Thomas: Die Wasserstoff-Strategie soll europaweit dafür sorgen, dass in Bereichen, wo aktuell immer noch fossile Energien eingesetzt werden, in Zukunft Wasserstoff als primäre Energie eingesetzt wird. Die Europäische Kommission erkennt damit an, dass es in einigen Bereichen sehr schwierig ist, von der fossilen Energie wegzukommen. Beispiel dafür sind die Stahlproduktion oder der Transportsektor. Die Wasserstoff-Strategie soll Wasserstoff als neue Energiequelle etablieren und diese Bereiche damit klimafit machen. Das klingt gut, ist allerdings ein riesiges Unterfangen, da die Geschwindigkeit, mit der diese Technologie Europaweit ausgerollt werden muss, wirklich atemberaubend hoch sein muss, um die Klimaziele zu erreichen. Zudem stellt sich die Frage, ob wir als Gesellschaft die aktuelle Entwicklung zu einer dezentralen Energieversorgung bevorzugen oder mit Wasserstoff wieder zurück zu zentralisierten Großversorgern gehen wollen.

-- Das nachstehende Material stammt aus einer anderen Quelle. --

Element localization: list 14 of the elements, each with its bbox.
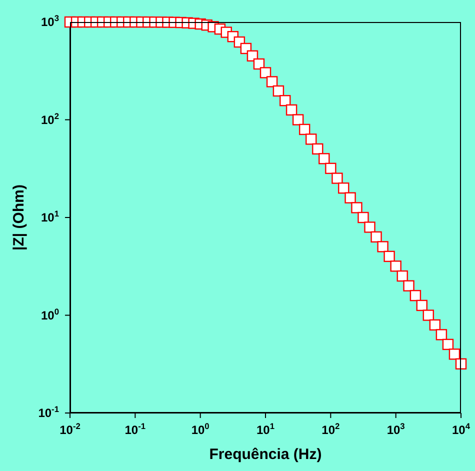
y-tick-label: 10$^{-1}$	[38, 404, 60, 420]
y-tick-label: 10$^{2}$	[40, 110, 60, 127]
y-tick-label: 10$^{1}$	[40, 208, 60, 224]
y-tick-label: 10$^{0}$	[40, 306, 60, 322]
x-tick-label: 10$^{1}$	[256, 421, 275, 437]
x-axis-title: Frequência (Hz)	[209, 446, 322, 463]
y-axis-title: |Z| (Ohm)	[10, 184, 28, 250]
x-tick-label: 10$^{4}$	[452, 421, 470, 437]
y-tick-label: 10$^{3}$	[40, 13, 60, 29]
x-tick-label: 10$^{-2}$	[60, 421, 81, 437]
x-tick-label: 10$^{3}$	[386, 421, 406, 437]
x-tick-label: 10$^{-1}$	[124, 421, 146, 437]
x-tick-label: 10$^{2}$	[322, 421, 340, 437]
x-tick-label: 10$^{0}$	[191, 421, 210, 437]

Hendrik: Beide Themenfelder sind nur ein Ausschnitt des gesamten European Green Deal! Hinzu kommen noch viele weitere Politikfelder, wie Ernährung, Mobilität, Industriepolitik und und und ...

Was habt ihr durch eure Analysen herausgefunden? Wessen Interessen folgt der European Green Deal?

Hendrik: Das ist, wie oben schon angedeutet, wirklich schwer festzustellen. Was wir zeigen können ist, dass der European Green Deal ein sehr beliebtes Thema bei Lobbyakteur:innen ist. Überspitzt gesagt: Alle reißen sich um ein Treffen mit den relevanten Kommissar:innen, um ihre Perspektive auf den European Green Deal darlegen zu können.

Timon: Wir haben uns diese Lobbytreffen genauer angeschaut und stellen fest, dass sich – was den European Green Deal als Ganzes betrifft – unternehmensnahe Interessensvertretungen viel öfter mit der europäischen Kommission treffen als NGOs, Forschungseinrichtungen, staatliche Akteure oder Gewerkschaften.

Hendrik: Wobei es eben auch Unterschiede zwischen den unterschiedlichen Strategien des European Green Deal gibt. Am Beispiel der beiden Strategien, die wir ausgewählt haben, die Biodiversitäts-Strategie und die Wasserstoff-Strategie, lässt sich dies gut zeigen. Bei der Biodiversitäts-Strategie fanden Lobby-Treffen recht oft mit NGOs statt; die anderen Akteur:innen waren auch vertreten, aber NGOs waren insgesamt in der Mehrheit. Bei der Wasserstoff-Strategie war das Bild ein ganz anderes: Hier haben unternehmensnahe Akteur:innen einen sehr großen Teil der Lobby-Treffen für sich beansprucht. Andere Akteur:innen nahmen schon auch Treffen wahr, aber eben in wesentlich geringerem Ausmaß.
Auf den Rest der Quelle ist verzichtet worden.